We take $a = \max(x)$, so that all exponentiations are of nonpositive numbers and therefore overflow is avoided. Any underflows are harmless. A refinement is to write

$\notag \qquad\qquad \mathrm{lse}(x) = \max(x) + \mathrm{log1p}\Biggl( \displaystyle\sum_{i=1 \atop i\ne k}^n \mathrm{e}^{x_i - \max(x)}\Biggr), \qquad\qquad (\#)$

where $x_k = \max(x)$ (if there is more than one such $k$, we can take any of them). Here, $\mathrm{log1p}(x) = \log(1+x)$ is a function provided in MATLAB and various other languages that accurately evaluates $\log(1+x)$ even when $x$ is small, in which case $1+x$ would suffer a loss of precision if it was explicitly computed.
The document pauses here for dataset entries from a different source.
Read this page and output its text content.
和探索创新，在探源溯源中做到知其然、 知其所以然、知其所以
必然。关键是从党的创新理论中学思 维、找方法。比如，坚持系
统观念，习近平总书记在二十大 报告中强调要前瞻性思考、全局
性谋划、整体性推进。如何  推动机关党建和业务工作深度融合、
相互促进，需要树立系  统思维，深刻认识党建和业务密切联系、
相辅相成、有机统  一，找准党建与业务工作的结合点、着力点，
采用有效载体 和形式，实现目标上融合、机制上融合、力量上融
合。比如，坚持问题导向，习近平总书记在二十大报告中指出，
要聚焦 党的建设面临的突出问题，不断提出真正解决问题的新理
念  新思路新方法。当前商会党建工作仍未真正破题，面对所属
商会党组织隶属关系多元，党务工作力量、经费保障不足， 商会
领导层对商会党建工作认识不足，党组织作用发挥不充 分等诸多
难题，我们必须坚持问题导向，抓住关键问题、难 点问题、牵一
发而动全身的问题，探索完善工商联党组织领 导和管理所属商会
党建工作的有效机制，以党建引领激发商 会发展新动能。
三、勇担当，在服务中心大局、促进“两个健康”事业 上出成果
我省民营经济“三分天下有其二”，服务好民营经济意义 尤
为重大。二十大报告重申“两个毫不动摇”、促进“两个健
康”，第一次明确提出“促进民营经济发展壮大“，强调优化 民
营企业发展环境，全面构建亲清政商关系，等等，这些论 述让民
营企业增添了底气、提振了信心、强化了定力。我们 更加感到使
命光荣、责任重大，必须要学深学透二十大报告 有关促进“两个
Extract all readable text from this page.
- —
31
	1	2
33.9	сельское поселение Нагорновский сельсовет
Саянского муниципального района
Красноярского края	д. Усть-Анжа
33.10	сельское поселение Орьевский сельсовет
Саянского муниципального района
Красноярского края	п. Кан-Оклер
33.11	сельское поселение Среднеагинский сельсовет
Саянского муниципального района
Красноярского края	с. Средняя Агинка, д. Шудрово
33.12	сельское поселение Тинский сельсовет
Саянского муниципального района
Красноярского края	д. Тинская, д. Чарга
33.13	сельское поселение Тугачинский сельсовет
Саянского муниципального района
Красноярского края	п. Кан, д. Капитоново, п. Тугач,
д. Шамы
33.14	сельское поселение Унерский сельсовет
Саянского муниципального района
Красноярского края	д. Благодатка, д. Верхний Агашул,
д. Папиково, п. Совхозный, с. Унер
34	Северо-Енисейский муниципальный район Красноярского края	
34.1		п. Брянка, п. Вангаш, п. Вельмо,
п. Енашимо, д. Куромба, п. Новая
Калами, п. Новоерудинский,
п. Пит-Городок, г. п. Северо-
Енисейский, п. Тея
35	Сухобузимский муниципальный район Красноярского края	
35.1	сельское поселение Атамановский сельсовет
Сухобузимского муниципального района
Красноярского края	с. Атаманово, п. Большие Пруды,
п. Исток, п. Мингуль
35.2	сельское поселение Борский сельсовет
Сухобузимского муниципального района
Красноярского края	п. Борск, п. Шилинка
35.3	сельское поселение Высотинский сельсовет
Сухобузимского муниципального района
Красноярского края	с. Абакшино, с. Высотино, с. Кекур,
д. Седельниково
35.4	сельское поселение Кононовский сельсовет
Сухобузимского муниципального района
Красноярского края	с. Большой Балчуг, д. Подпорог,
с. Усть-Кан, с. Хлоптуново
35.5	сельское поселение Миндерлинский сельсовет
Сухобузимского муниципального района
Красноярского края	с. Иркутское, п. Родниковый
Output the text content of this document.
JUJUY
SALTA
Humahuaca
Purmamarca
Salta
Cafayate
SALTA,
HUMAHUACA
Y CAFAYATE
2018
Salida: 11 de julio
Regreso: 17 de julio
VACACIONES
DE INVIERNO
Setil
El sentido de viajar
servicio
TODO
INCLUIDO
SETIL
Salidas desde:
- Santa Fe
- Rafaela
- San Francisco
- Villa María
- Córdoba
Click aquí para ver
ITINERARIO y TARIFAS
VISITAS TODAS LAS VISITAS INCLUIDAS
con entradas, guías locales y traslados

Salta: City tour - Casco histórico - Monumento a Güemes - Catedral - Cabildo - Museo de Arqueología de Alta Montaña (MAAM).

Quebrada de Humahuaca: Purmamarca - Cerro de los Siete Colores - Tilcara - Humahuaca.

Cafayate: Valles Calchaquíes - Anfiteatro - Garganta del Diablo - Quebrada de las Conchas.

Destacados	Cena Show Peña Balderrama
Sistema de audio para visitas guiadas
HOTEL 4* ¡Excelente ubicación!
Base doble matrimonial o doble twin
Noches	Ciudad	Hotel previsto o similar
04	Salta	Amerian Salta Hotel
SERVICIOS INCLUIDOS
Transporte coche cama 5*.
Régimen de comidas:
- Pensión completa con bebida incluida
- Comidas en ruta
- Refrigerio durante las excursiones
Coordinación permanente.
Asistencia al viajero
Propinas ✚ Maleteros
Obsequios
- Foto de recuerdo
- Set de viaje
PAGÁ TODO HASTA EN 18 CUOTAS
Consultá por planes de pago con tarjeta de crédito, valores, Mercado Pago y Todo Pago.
Whereas the original formula involves the logarithm of a sum of nonnegative quantities, when $\max(x) < 0$ the shifted formula $(\#)$ computes $\mathrm{lse}(x)$ as the sum of two terms of opposite sign, so could potentially suffer from numerical cancellation. It can be shown by rounding error analysis, however, that computing log-sum-exp via $(\#)$ is numerically reliable.

## References

This is a minimal set of references, which contain further useful references within.

## Related Blog Posts

1. Nice post! It’s nice to know the sign issue doesn’t cause problem, and to formalize the pulling-the-max-out trick. How is the scipy.special.logsumexp implementation?
(1) if we want to approximate $\|x\|_\infty$, then we can use $f(x) = \log( \sum_i exp^{x_i} + exp^{-x_i} )$. In this case, we’d pull out $max |x_i|$ instead of $max x_i$, but I’m not sure we’d want to do log1p
(2) as for the logsumexp and its relationship to softmax (its derivative), many times each $x_i$ is parameterized by a vector $\theta$ and we want the gradient with respect to $\theta$, so then we have to modify the softmax formula to include the gradients of the $x_i$ terms. I’m thinking the naive implementation is not stable, but there ought to be similar tricks.